Artaud, Antonin äNtônăNˈ ärtōˈ [key], 1896–1948, French poet, actor, and director. During the 1920s and 30s he was associated with various experimental theater groups in Paris, and he cofounded the Théâtre Alfred Jarry. Artaud's theories of drama, particularly his concept of the “theater of cruelty,” greatly influenced 20th-century theater. He related theater to the plague because both destroy the veneer of civilization, revealing the ugly realities beneath and returning humanity to a primitive state, in which it lacks morality and reason. The aim of the “theater of cruelty” was to disturb the audience and reveal the forces of nature.

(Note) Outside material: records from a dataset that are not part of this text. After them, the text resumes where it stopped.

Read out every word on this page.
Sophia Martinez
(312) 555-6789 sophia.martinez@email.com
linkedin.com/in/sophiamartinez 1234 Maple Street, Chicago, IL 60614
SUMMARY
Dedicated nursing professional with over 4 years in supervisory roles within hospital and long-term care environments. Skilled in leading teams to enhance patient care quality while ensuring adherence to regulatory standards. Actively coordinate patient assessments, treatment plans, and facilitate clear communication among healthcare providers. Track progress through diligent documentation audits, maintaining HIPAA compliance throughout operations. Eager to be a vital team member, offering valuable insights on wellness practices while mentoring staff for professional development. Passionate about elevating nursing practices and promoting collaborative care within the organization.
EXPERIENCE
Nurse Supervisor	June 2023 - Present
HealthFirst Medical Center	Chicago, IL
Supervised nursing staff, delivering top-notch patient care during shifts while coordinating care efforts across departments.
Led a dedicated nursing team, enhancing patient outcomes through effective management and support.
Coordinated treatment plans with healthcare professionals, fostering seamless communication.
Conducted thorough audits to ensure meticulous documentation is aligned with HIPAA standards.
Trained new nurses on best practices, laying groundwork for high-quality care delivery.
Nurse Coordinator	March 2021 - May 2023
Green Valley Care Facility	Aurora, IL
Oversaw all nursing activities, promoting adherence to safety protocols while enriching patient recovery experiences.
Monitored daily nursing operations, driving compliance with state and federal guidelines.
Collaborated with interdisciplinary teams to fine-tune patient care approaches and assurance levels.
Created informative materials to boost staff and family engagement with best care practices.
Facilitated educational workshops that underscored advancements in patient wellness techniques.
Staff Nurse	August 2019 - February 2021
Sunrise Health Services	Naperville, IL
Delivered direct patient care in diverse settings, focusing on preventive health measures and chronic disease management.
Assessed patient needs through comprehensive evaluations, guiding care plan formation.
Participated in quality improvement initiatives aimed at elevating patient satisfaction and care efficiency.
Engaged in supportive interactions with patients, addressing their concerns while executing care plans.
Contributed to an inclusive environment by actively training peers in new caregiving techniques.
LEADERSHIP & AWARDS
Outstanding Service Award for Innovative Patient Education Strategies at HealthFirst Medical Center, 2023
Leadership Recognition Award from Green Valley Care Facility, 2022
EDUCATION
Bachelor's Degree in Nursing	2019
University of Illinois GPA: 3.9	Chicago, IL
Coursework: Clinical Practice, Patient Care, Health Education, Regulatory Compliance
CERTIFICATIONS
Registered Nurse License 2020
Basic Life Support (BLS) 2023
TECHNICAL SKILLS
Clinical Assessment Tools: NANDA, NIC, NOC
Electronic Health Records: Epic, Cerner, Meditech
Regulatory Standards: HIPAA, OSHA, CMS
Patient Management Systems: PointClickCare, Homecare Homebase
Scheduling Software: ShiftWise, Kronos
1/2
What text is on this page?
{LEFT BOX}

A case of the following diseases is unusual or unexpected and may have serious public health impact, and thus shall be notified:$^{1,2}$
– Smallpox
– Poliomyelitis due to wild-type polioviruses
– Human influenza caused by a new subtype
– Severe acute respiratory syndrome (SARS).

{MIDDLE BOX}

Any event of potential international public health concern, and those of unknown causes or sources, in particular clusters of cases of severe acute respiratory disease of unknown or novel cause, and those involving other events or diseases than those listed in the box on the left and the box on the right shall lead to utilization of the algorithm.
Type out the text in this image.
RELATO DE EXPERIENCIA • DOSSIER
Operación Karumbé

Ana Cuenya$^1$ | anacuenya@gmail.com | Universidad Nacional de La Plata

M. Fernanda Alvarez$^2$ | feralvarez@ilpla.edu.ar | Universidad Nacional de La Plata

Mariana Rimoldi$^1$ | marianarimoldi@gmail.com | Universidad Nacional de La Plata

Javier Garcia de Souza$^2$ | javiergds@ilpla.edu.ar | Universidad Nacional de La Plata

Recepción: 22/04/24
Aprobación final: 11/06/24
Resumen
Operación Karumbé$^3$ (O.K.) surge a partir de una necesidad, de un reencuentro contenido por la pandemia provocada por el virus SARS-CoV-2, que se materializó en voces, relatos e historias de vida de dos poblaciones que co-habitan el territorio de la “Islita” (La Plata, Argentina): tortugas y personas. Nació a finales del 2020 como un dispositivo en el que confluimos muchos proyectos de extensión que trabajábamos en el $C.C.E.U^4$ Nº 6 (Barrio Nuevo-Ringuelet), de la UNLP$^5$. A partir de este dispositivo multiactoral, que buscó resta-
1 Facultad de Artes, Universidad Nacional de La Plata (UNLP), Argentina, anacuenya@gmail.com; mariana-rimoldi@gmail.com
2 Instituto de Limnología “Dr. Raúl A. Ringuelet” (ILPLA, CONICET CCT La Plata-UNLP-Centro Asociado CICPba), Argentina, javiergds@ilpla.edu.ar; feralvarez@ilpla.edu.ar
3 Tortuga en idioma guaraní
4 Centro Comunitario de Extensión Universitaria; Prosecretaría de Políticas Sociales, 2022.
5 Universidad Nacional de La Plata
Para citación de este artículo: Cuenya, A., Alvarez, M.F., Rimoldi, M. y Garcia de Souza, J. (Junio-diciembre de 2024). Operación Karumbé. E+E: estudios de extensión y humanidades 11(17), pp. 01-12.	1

To achieve this end he emphasized the nonverbal aspects of theater such as color and movement and stressed the importance of violence as a theatrical device. Artaud's most important work is Le Théâtre et son double (1938, tr. 1958). His influence can be seen in the works of Jean Genet, Fernando Arrabal, Peter Weiss, Peter Brook, and Julian Beck and Judith Malina. Artaud was afflicted with mental illness from his childhood, and in 1936 he was declared insane; he spent much of the rest of his life in mental institutions.

See his Selected Writings ed. by S. Sontag (1971); B. L. Knapp, Antonin Artaud: Man of Vision (1980); J. Derrida and P. Thevenin, Antoine Artaud: Drawings and Portraits (1990).